ConocoPhillips CEO Ryan Lance lauded Trump’s focus but noted his company has sought billions from Venezuela after its assets were effectively seized, describing ConocoPhillips as Venezuela’s largest non-sovereign credit holder. Trump’s response? “We’re going to start with an even plate” and “we’re not going to look at what people lost in the past”.
Translation: Companies that lost billions to Chavez-era nationalizations should eat those losses and start fresh. This is precisely the kind of arbitrary sovereign risk that makes oil majors reluctant to deploy capital.
When Energy Secretary Chris Wright was asked if any firm commitments had been made following the meeting, he told CNN there was “tremendous interest” but didn’t say that any deals had been reached. Wright said the $100 billion Trump mentioned would be what it would take to grow the country’s oil industry over the next decade if Venezuela “is peaceful and becomes a more rule of law, better operating environment”. That’s a timeline admission: decade-long horizon, conditional on political stability that doesn’t currently exist.
The meeting revealed the gap between the perceived “value” that’s available to oil corporations to exploit and the more complex realities that shape their executives’ decision making. They might like to “own” Venezuela’s oil, develop it and bring it to markets, but in reality, it would be much easier, less costly and less risky for them to simply buy that oil from Venezuela’s own oil monopoly, PEDEVESA.

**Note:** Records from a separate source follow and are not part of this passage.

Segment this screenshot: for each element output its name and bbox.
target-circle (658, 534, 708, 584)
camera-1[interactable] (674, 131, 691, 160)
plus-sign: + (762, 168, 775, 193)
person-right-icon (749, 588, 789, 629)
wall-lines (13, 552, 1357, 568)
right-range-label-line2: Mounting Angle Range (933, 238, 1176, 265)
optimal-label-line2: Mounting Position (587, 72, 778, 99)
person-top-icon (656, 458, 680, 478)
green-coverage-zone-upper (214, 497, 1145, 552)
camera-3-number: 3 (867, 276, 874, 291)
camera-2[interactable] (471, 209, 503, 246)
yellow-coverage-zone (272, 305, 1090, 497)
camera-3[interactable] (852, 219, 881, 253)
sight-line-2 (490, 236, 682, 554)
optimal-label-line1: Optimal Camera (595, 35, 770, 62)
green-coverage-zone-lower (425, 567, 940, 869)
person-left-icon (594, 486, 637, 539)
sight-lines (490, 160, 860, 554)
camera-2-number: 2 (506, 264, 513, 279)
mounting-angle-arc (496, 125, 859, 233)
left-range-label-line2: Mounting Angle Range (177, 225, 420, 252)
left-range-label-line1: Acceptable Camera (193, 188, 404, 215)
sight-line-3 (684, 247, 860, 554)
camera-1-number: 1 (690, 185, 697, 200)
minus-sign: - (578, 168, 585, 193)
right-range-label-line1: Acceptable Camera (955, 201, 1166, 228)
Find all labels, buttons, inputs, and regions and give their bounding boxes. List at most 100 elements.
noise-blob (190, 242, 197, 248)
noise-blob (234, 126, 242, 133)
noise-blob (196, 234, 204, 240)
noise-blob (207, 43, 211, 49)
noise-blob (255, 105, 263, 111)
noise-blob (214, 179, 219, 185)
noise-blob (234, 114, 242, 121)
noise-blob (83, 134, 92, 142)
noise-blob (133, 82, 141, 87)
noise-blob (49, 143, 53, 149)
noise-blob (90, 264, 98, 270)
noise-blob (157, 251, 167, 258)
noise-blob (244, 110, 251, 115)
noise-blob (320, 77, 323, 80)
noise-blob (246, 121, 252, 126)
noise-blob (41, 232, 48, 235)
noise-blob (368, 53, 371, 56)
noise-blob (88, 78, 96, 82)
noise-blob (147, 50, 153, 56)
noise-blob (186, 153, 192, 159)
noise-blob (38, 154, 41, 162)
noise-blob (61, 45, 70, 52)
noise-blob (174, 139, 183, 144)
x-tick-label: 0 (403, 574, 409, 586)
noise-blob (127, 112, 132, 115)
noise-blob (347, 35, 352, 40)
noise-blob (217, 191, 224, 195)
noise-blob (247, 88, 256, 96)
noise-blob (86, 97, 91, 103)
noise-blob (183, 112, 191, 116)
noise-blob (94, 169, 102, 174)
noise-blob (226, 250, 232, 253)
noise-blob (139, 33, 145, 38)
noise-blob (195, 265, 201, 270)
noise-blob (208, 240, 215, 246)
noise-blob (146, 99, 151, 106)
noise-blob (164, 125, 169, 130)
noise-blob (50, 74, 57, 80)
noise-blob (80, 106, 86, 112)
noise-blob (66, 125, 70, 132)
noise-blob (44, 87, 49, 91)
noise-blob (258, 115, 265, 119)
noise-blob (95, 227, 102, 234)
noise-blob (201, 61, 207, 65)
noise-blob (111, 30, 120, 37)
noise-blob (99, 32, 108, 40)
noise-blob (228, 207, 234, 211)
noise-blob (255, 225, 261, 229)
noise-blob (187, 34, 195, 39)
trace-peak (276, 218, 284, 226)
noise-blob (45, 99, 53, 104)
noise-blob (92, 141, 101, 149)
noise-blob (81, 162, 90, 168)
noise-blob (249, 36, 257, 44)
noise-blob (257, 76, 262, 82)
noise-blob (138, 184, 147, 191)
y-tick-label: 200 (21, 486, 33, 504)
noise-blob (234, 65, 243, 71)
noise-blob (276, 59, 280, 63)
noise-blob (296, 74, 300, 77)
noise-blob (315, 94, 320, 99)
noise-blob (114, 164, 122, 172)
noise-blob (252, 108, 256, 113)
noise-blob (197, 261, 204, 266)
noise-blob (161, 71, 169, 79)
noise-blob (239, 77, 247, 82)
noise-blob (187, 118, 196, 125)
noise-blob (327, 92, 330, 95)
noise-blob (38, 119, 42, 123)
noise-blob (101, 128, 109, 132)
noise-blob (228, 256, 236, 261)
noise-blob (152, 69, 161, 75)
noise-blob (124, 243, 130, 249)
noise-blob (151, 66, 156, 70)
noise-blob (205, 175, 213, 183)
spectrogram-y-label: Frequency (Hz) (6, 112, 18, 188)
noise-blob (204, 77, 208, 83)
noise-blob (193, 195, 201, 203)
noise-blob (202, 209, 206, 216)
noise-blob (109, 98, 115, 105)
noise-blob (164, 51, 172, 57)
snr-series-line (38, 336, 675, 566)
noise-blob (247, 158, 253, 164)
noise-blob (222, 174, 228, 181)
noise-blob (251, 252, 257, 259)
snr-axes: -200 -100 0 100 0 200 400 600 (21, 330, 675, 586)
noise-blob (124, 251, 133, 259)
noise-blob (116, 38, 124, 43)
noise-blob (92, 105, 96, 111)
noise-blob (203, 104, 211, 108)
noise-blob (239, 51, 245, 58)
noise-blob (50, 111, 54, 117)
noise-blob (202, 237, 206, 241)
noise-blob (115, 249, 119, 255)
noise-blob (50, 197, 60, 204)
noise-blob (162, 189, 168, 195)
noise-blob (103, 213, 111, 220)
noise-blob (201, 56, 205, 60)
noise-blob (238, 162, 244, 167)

It is important to take note of this because when we consider the modern history of Western colonialism, multinational corporations play a very visible role and appear, along with imperial powers’ military organizations, as the main culprits of the exploitative imperialism that often devastates their target countries while enriching the corporate executives and shareholders. But corporations - oil companies included - have options in how they can enrich themselves. To them, oil is merchandise, and their business is reselling it with a margin of profit.
How they get that oil is secondary: they can extract it themselves, or acquire it from whoever else extracts it. Their driving incentive is their profit margin. But to the financiers behind exploitative imperialism, oil is not merchandise - it’s collateral. It is to them, and only to them, that political control over a resource rich region makes all the difference: they only profit by issuing loans to their clients (like Exxon or Chevron). But to do that, they would need to have control of the underlying resources as collateral.
Had Trump assembled a meeting of oil industry’s bankers, he would have encountered much greater enthusiasm for Venezuela’s oil sector, and probably some pressure to actually change Venezuela’s regime and instill the nobel prize winner Maria Corinna Machado as president. The problem is that native populations are never content to be colonized and used as slave labor. In the good old days of colonialism, before there were social media networks, this wasn’t so difficult to solve: you’d simply depopulate the region in question and bring slave labor from elsewhere.
This is exactly how nearly 100% of the native population of the Caribbean was exterminated and replaced with slaves from Africa. Today, with millions of video cameras deployed everywhere and streamed in real time to hundreds of millions of people around the world, the problem of uppity natives is much more complicated. Especially when up to 3 million of those natives have been trained for insurgency and carry weapons.